Quieta, absorta nos pensamentos que a tomavam, Maria recuava ao passado e relembrava a monotonia daqueles dias sempre iguais em que a sua vida se tornara.
 De memória em memória, perdia-se no silêncio lato do tempo e revia-o, outra e outra vez como se fora a primeira: devagar, aproximava-se, num movimento cadenciado, equilibrando-se no medo da verdade do momento, na surpresa da aceitação. 
Finalmente, conheciam-se sem barreiras, sem obstáculos, surpreendentemente, viam-se, ouviam-se, sentiam-se, como se saídos de um conto irreal, meros personagens que a vida manietara e, que naquele dia, sem o saberem, reescreviam o mapa traçado na palma das suas mãos, mudando, para sempre, o percurso das suas existências.
Tudo começara com uma necessidade de quebrar o isolamento e o desamor a que o seu destino os conduzira.
Hoje, ela, mulher madura e maturada, reflectia na década de uma união, irremediavelmente, falhada, nos anos passados, lado a lado, para, no fim, apenas o silêncio os unir, num monólogo indecifrável, incompreendido, intraduzível que os levara, por fim, à separação das suas vidas, há muito anunciada.
Ele, cansado da vida sempre igual, tépida de amor, rotineira, enraizada na amizade fraternal que o prendia àquela, que muitos anos atrás pensara ser a paixão que o conduziria ao amor, ousara quebrar as amarras que o prendiam e impediam de voar mais alto, descobrir-se, reinventar-se, renovar-se.

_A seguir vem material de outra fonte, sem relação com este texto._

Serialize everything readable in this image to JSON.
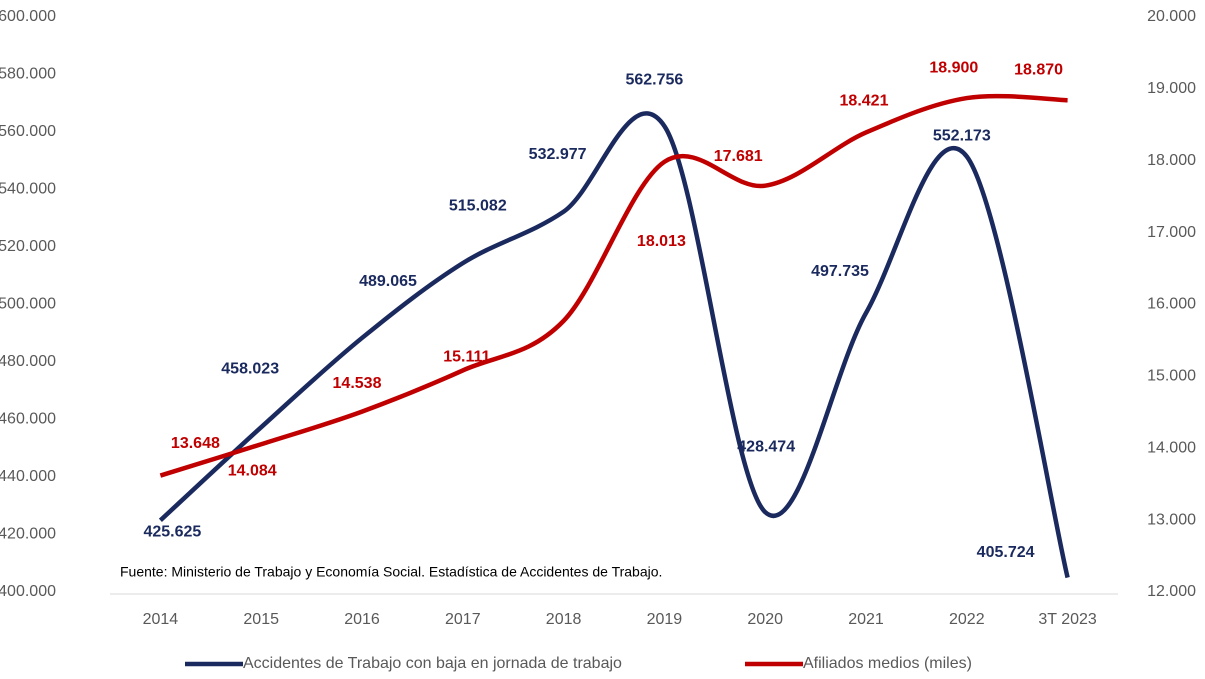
{
  "chart_data": {
    "type": "line",
    "categories": [
      "2014",
      "2015",
      "2016",
      "2017",
      "2018",
      "2019",
      "2020",
      "2021",
      "2022",
      "3T 2023"
    ],
    "series": [
      {
        "name": "Accidentes de Trabajo con baja en jornada de trabajo",
        "color": "#1b2a5e",
        "axis": "y",
        "values": [
          425625,
          458023,
          489065,
          515082,
          532977,
          562756,
          428474,
          497735,
          552173,
          405724
        ],
        "value_labels": [
          "425.625",
          "458.023",
          "489.065",
          "515.082",
          "532.977",
          "562.756",
          "428.474",
          "497.735",
          "552.173",
          "405.724"
        ]
      },
      {
        "name": "Afiliados medios (miles)",
        "color": "#c00000",
        "axis": "y2",
        "values": [
          13648,
          14084,
          14538,
          15111,
          15800,
          18013,
          17681,
          18421,
          18900,
          18870
        ],
        "value_labels": [
          "13.648",
          "14.084",
          "14.538",
          "15.111",
          null,
          "18.013",
          "17.681",
          "18.421",
          "18.900",
          "18.870"
        ]
      }
    ],
    "ylim": [
      400000,
      600000
    ],
    "yticks": [
      {
        "value": 400000,
        "label": "400.000"
      },
      {
        "value": 420000,
        "label": "420.000"
      },
      {
        "value": 440000,
        "label": "440.000"
      },
      {
        "value": 460000,
        "label": "460.000"
      },
      {
        "value": 480000,
        "label": "480.000"
      },
      {
        "value": 500000,
        "label": "500.000"
      },
      {
        "value": 520000,
        "label": "520.000"
      },
      {
        "value": 540000,
        "label": "540.000"
      },
      {
        "value": 560000,
        "label": "560.000"
      },
      {
        "value": 580000,
        "label": "580.000"
      },
      {
        "value": 600000,
        "label": "600.000"
      }
    ],
    "y2lim": [
      12000,
      20000
    ],
    "y2ticks": [
      {
        "value": 12000,
        "label": "12.000"
      },
      {
        "value": 13000,
        "label": "13.000"
      },
      {
        "value": 14000,
        "label": "14.000"
      },
      {
        "value": 15000,
        "label": "15.000"
      },
      {
        "value": 16000,
        "label": "16.000"
      },
      {
        "value": 17000,
        "label": "17.000"
      },
      {
        "value": 18000,
        "label": "18.000"
      },
      {
        "value": 19000,
        "label": "19.000"
      },
      {
        "value": 20000,
        "label": "20.000"
      }
    ],
    "annotation": "Fuente: Ministerio de Trabajo y Economía Social. Estadística de Accidentes de Trabajo.",
    "legend": "bottom",
    "grid": false
  }
}
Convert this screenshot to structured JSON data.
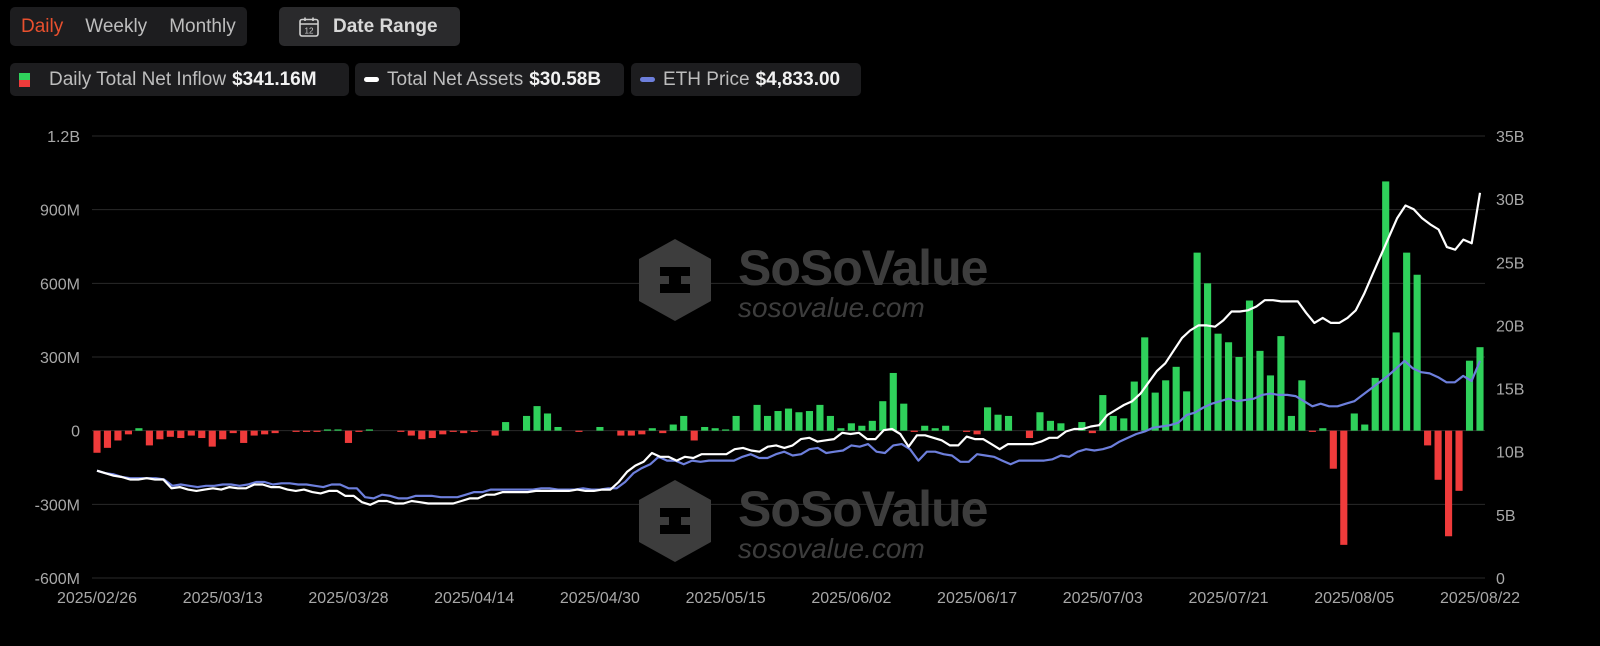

Inicialmente, nada previra o rumo que a suas histórias de vida tomariam.
Ela e ele, meros desconhecidos, separados na distância, com percursos de vida tão distintos, não sabiam que a vida põe e dispõe, livremente, sem se importar ou perguntar o que se quer, ou o que se deseja aos seus protagonistas. 
Os dois buscavam o bem-querer, cada um na procura de alguém a quem amar, amar perdidamente, amar desmesuradamente, amar plenamente, num percurso ávido de dádiva, para então receberem.
Ambos, tragados pela monotonia da existência, quase descrendo da intensidade que a vida é sempre, prestes a desistirem do acreditar, desconheciam que, naquele dia, os seus destinos cruzar-se-iam para sempre e nada seria o mesmo.